05.03.19
Trust prosecuted by CQC for safe care failings in death of 19-year-old
The CQC is prosecuting an NHS trust over the death of a patient after it failed to fulfil its duties imposed by regulations brought in following the Mid Staffordshire scandal.
Sussex Partnership NHS FT has been summoned to attend Brighton Magistrates Court to enter a plea in a case involving a 19-year-old man who was found dead from hanging in his cell in the Healthcare Unit of HM Prison Lewes, East Sussex.

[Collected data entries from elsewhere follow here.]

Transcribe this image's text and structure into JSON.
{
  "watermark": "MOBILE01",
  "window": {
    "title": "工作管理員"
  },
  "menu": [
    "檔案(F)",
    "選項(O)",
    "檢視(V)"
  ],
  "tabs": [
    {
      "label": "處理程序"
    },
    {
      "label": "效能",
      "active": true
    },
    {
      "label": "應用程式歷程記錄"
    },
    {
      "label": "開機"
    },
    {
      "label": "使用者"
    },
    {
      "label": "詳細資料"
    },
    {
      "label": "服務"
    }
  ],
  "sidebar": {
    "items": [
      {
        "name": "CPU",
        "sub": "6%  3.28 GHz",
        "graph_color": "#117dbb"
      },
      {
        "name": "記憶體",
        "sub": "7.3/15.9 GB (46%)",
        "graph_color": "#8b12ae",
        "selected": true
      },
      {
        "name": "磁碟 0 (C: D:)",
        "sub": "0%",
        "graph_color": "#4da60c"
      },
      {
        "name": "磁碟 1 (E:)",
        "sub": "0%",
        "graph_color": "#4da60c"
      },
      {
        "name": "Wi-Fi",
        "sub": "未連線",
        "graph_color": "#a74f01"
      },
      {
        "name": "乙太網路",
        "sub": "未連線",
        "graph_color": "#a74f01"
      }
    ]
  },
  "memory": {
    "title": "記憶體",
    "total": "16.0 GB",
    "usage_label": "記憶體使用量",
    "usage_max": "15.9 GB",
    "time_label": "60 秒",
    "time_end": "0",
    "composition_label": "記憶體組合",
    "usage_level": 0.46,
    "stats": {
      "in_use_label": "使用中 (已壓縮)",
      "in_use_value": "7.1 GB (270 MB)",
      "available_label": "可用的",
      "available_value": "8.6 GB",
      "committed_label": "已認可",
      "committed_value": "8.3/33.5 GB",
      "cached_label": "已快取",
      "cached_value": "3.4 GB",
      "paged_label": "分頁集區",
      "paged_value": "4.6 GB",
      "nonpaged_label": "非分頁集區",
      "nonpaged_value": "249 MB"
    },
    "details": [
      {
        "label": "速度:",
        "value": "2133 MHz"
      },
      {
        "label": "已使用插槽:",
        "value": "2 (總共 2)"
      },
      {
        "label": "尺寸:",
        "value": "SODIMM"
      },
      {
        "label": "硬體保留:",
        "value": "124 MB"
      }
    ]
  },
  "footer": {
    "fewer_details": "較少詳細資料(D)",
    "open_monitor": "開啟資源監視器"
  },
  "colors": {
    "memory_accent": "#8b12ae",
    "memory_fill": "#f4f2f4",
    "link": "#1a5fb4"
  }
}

On 12 February 2016 at the HMP Lewes Prison Healthcare Department, the trust “failed to discharge a duty imposed on it by Regulation 12 (1), in that it failed to provide safe care and treatment resulting in avoidable harm, or a significant risk of exposure to avoidable harm to a service user.”
It is a first appearance, so the CQC expects the court to adjourn until a later date.
The CQC also used its powers to prosecute a trust for failing to provide safe care once before, when the Southern Health FT was fined £125,000 and told pay £36,000 in costs.
This followed a patient sustaining serious injures falling from a roof, and the CQC said then that the trust had taken “no effective action” to prevent patients accessing the roof, despite previous safety incidents.
The first criminal prosecution of Mid Staffordshire MHS FT was announced in 2013 for the death of a patient; and the Francis review of the trust revealed that failings of care could have caused hundreds of deaths. A major restructuring was recommended.